3. Remove leaves and any dead animals that have crawled up there
4. Spray degreaser all over the shop (dont forget the underside of the bonnet)
5. Get a paintbrush/toothbrush and work the degreaser into the stuck on muck
6. Spray with hose (repeat the above if it is still manky)
7. The only place that got a bit of water pooling in it will be the spark plug recess but they are well covered so dont worry about it just get a towel down there to soak it up.
8. Turn the engine on and let dry for 5-10 mins
9. Get your detailing spray out and start the fun part
10. Smile at your missus through the window while she shakes her head
11. Post some pictures on a forum to get a pat on the back from complete strangers

Like i said, its not like it is a crome plated V8 so i didnt want to spend more than an hour cleaning it but it was worth it.


----------



## Adnoh (May 26, 2008)

Thanks for the guide.

I know nothing about cars  !! How do i know what to cover? Would it be helpful if i posted pics of my engine?
________
Kawasaki VN2000


----------



## ade33 (Jun 4, 2008)

Now _that's_ a how-to! Love item 10.....


----------



## Russ and his BM (Jan 1, 2008)

Your guide is spot on mate! Good work.


----------



## smiffygas (Jun 22, 2008)

Top result!


----------



## lanciamug (May 18, 2008)

I've just stumbled across this thread and I know its a few days old and nobody' reading it anymore. Its worth pointing out to the inexperienced that you have to be careful with Al foil near the battery and live cables as its easy to start a fire! Obvious I know but as I said, worth pointing out.


----------



## Bigpikle (May 21, 2007)

lanciamug said:


> I've just stumbled across this thread and I know its a few days old and nobody' reading it anymore. Its worth pointing out to the inexperienced that you have to be careful with Al foil near the battery and live cables as its easy to start a fire! Obvious I know but as I said, worth pointing out.


good point - I always use clingfilm just to be safe


----------



## brianfocus (Jun 25, 2008)

My focus engine looks like your first picture. What products did you use?


----------



## usernametaken (Apr 5, 2007)

Adnoh: dont be soft just get tore in! the alternator is full of copper wires and is visible and just cover anything else that you think looks electrical, if you want to post pics the go ahead ill show you what i covered.

lanciamug: excellent point, health & safety all the way!

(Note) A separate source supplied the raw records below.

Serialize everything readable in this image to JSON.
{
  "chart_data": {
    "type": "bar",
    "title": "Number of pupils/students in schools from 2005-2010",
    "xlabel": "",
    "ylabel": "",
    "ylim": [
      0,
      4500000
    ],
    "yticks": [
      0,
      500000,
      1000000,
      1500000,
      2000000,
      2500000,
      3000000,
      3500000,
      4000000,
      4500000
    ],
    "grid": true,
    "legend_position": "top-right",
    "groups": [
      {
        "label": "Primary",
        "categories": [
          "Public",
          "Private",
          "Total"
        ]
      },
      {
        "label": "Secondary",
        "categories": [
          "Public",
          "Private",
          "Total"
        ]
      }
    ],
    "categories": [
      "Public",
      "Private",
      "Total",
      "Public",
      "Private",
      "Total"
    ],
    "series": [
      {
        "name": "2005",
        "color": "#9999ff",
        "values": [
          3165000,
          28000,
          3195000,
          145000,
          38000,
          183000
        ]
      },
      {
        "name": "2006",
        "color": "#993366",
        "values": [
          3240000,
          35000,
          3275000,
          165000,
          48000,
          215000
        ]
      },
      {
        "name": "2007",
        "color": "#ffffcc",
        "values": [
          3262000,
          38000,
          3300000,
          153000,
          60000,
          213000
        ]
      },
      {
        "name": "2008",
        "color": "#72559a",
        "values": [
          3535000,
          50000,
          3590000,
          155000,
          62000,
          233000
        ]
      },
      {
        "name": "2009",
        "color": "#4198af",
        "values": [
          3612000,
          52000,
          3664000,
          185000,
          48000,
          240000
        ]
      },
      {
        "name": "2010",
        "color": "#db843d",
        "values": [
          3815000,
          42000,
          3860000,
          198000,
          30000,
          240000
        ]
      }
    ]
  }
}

brianfocus: AG engine degreaser & rubber care


----------



## brianfocus (Jun 25, 2008)

Thank you for your answer!


----------



## St3vie G (Jun 29, 2008)

My old focus bay used to look like this. We moved into a new housing estate and the dust was unbelievable. I never had the nerve to clean the engine bay in case the car wouldnt start again.


----------